Für diesen Blick bieten sich neben den bekannten Instrumenten wie Unternehmergespräche und Unterlagenauswertungen auch anlassbezogene Stresstests an. Wann würde es bedeuten, ob eine Branche oder einzelne größere Kreditnehmer zum Sanierungsfall oder gar in den Ausfall geführt werden? Welche Auswirkungen hätten Anpassungen an den Gesamtbonitäten des Portfolios oder von Ausfallwahrscheinlichkeiten für die Kreditmodelle und damit für die Risikodeckungspotenziale oder auszuweisende Risiken (bis hin zur Belastung aus der PWB)? Welche Präventionsoptionen bestehen? Wie gut und handlungsfähig ist das eigene Forderungsmanagement aufgestellt und welche Indikationen liefern beispielsweise KK-Inanspruchnahmen oder Sichteinlagenentwicklungen? Ein besonderes Augenmerk bei diesen Überlegungen ist auf die Risikokonzentrationen zu legen. Oft sind genau diese Kunden/ Branchen die Achillesferse in den Modellen, aber auch in der realen GuV. 

PRAXISTIPPS

  • Priorisieren Sie Ihren Ressourceneinsatz insb. zum Erhalt der Handlungsfähigkeit und zur Vermeidung von Kreditausfällen. Sensibilisieren Sie den Vertrieb auf die zu erwartenden Auswirkungen der Jahresabschlüsse 2020 für Bonität und Pricing.
  • Überarbeiten Sie Ihre Sanierungs- und Abwicklungsprozesse, setzen Sie über das Pricing und Unternehmensgespräche mit Kunden frühzeitig beim Geschäftsmodell der Kunden an.
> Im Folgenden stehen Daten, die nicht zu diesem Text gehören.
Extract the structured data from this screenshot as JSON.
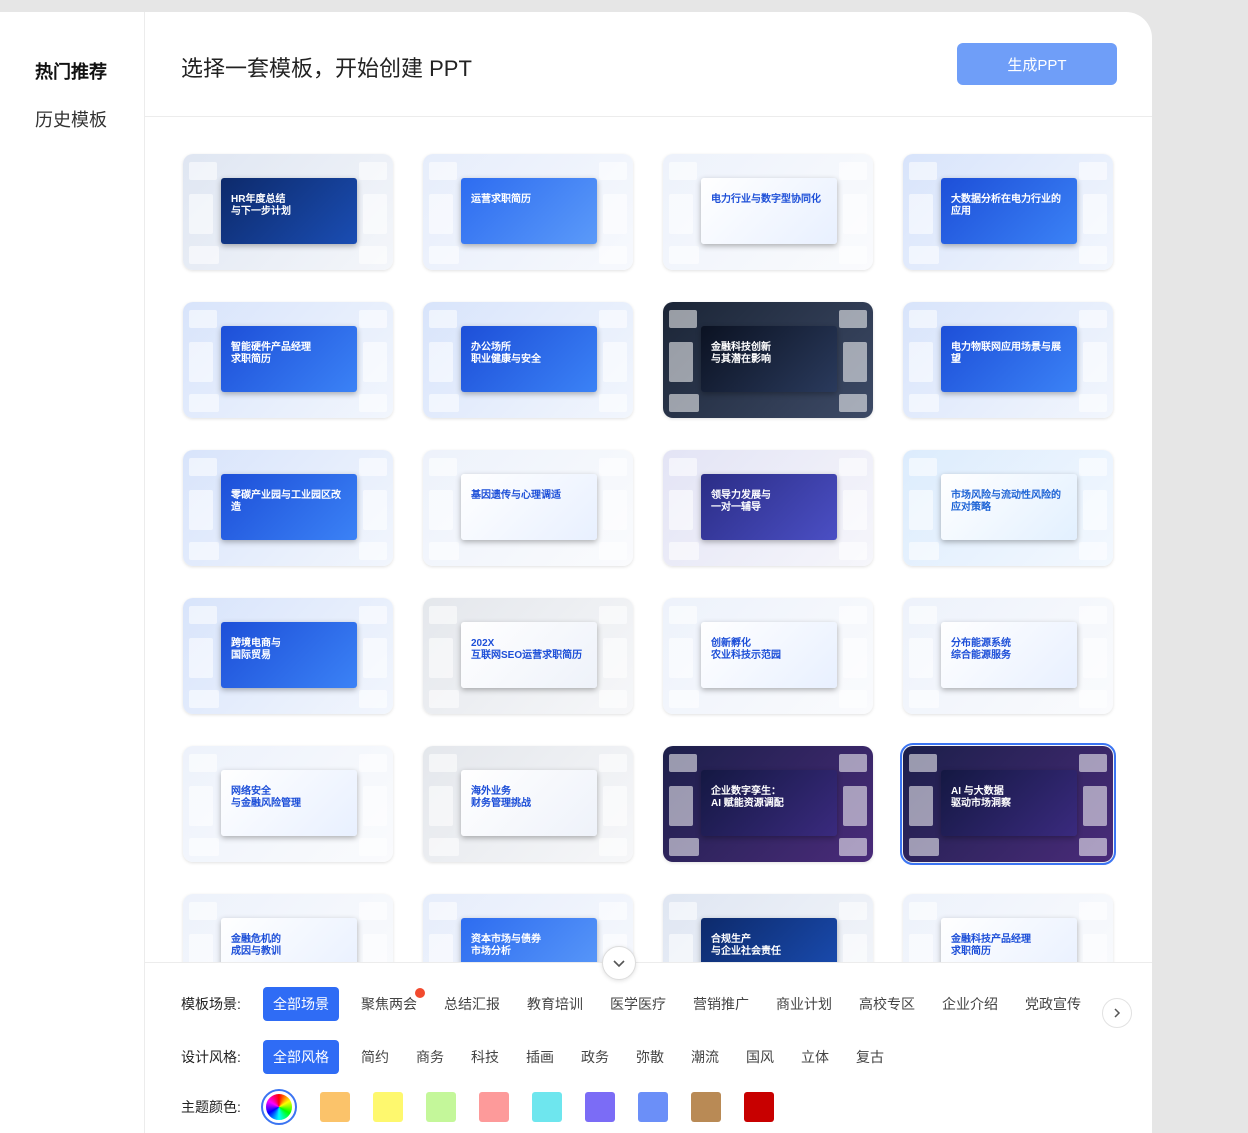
{
  "sidebar": {
    "items": [
      {
        "label": "热门推荐"
      },
      {
        "label": "历史模板"
      }
    ]
  },
  "header": {
    "title": "选择一套模板，开始创建 PPT",
    "generate_label": "生成PPT"
  },
  "templates": [
    {
      "title": "HR年度总结\n与下一步计划",
      "theme": "navy"
    },
    {
      "title": "运营求职简历",
      "theme": "blue-light"
    },
    {
      "title": "电力行业与数字型协同化",
      "theme": "light"
    },
    {
      "title": "大数据分析在电力行业的应用",
      "theme": "blue"
    },
    {
      "title": "智能硬件产品经理\n求职简历",
      "theme": "blue"
    },
    {
      "title": "办公场所\n职业健康与安全",
      "theme": "blue"
    },
    {
      "title": "金融科技创新\n与其潜在影响",
      "theme": "dark"
    },
    {
      "title": "电力物联网应用场景与展望",
      "theme": "blue"
    },
    {
      "title": "零碳产业园与工业园区改造",
      "theme": "blue"
    },
    {
      "title": "基因遗传与心理调适",
      "theme": "light"
    },
    {
      "title": "领导力发展与\n一对一辅导",
      "theme": "indigo"
    },
    {
      "title": "市场风险与流动性风险的应对策略",
      "theme": "sky"
    },
    {
      "title": "跨境电商与\n国际贸易",
      "theme": "blue"
    },
    {
      "title": "202X\n互联网SEO运营求职简历",
      "theme": "gray"
    },
    {
      "title": "创新孵化\n农业科技示范园",
      "theme": "light"
    },
    {
      "title": "分布能源系统\n综合能源服务",
      "theme": "light"
    },
    {
      "title": "网络安全\n与金融风险管理",
      "theme": "light"
    },
    {
      "title": "海外业务\n财务管理挑战",
      "theme": "gray"
    },
    {
      "title": "企业数字孪生：\nAI 赋能资源调配",
      "theme": "purple"
    },
    {
      "title": "AI 与大数据\n驱动市场洞察",
      "theme": "purple"
    },
    {
      "title": "金融危机的\n成因与教训",
      "theme": "light"
    },
    {
      "title": "资本市场与债券\n市场分析",
      "theme": "blue-light"
    },
    {
      "title": "合规生产\n与企业社会责任",
      "theme": "navy"
    },
    {
      "title": "金融科技产品经理\n求职简历",
      "theme": "light"
    }
  ],
  "filters": {
    "scene_label": "模板场景:",
    "scenes": [
      "全部场景",
      "聚焦两会",
      "总结汇报",
      "教育培训",
      "医学医疗",
      "营销推广",
      "商业计划",
      "高校专区",
      "企业介绍",
      "党政宣传"
    ],
    "style_label": "设计风格:",
    "styles": [
      "全部风格",
      "简约",
      "商务",
      "科技",
      "插画",
      "政务",
      "弥散",
      "潮流",
      "国风",
      "立体",
      "复古"
    ],
    "color_label": "主题颜色:",
    "colors": [
      "#fbc36a",
      "#fef86e",
      "#c4f79a",
      "#fd9a9a",
      "#6ee6ee",
      "#7b6cf6",
      "#6b8ff8",
      "#b98a55",
      "#c80000"
    ]
  },
  "icons": {
    "collapse": "chevron-down-icon",
    "next": "chevron-right-icon",
    "color_all": "rainbow-icon"
  }
}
Stellen Sie nach Jahren rückläufiger Sanierungs- und Abwicklungsaktivitäten wieder die Handlungsfähigkeit im Forderungsmanagement sicher.
  • Führen Sie anlassbezogene Stresstests durch. Wichtig hierbei ist die Betrachtung der Wirkungen bis hin zu GuV und Eigenmitteln. Fokussieren Sie sich hierbei auf bestehende Risikokonzentrationen.